A: I’d say this: I think I know where he is on this. I think he’s in Mexico. He called me one time from a pay phone and I heard Mexican language on it. I heard him speaking Mexican, what I thought was Mexican. It could have been Spanish.

The Pomeroy affair spawned a number of positive developments. First, a couple of obviously sleazy undercover informants were at least temporarily decommissioned. Second, Oscar Mauzy was by this time a fairly influential state senator, and he dragged DPS officials before his senate committee to explain their snooping. Between the lawsuit, the senate hearing, and all the attendant publicity, the DPS became publicly remorseful. The Dallas Times Herald reported in the fall of 1974 that the director of the DPS, Wilson Speir, had ordered destruction of all files on subversives kept in the agency. Apologies were issued to Pomeroy and Brannin, and the press reported that a “lengthy and detailed apology to the members of the First Unitarian Church” was made by Director Speir. Most important, albeit impossible to verify, the head of DPS intelligence testified that as a direct result of the Pomeroy matter, the agency had changed its policy. The change, according to his testimony, was “with regard to protest-oriented activities . . . our personnel will not monitor this type of activity . . . unless it has been approved by a Sergeant or a Captain and . . . there exists the possibility of . . . some type of crime or criminal activities . . .” Although much could be shoved into this characterization, it seems clear that the Pomeroy incident did force a sea change on the DPS.

The lawsuit dwindled away, having accomplished its purposes. The reality was, then and now, that there is no constitutional basis on which to sue government agencies for spying on citizens and maintaining records of their activities.
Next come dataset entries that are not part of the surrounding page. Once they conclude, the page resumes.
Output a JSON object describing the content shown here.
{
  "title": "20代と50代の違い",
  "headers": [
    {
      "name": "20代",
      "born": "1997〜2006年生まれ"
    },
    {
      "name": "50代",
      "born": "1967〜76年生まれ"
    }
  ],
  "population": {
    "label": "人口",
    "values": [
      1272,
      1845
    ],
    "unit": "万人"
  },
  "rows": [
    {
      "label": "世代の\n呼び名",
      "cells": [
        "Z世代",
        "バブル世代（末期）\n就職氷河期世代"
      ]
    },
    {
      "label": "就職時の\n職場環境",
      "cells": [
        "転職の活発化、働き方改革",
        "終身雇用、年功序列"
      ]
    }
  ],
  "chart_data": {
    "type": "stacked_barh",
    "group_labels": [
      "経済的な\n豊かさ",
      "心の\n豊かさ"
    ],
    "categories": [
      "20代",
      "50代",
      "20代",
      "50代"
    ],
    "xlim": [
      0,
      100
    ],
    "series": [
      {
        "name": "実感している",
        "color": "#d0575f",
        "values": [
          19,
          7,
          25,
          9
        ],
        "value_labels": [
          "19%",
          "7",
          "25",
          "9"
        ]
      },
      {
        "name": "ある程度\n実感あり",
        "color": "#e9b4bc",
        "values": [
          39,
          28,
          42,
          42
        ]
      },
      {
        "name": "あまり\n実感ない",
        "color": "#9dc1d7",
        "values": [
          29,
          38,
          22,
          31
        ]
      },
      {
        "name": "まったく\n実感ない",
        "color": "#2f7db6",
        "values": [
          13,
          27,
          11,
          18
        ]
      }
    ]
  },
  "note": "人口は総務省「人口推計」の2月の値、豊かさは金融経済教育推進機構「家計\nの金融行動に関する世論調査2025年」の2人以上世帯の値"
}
The obvious hero in this matter was Bob Pomeroy, but none of this could have happened if his boss had not given him a copy of the Dimick report. Without the report, we could never have proven the existence of the surveillance. Of course, Judge Roberts stepped up to the plate once again and ordered disclosure of the informants—the kind of gutsy action that we had all come to expect from him. All in all, a fine time was had by the good guys, and all of us paranoids on the left felt vindicated.

David Richards lives in Mill Valley, California. This article is an excerpt from Once Upon a Time in Texas: A Liberal in the Lone Star State (University of Texas Press).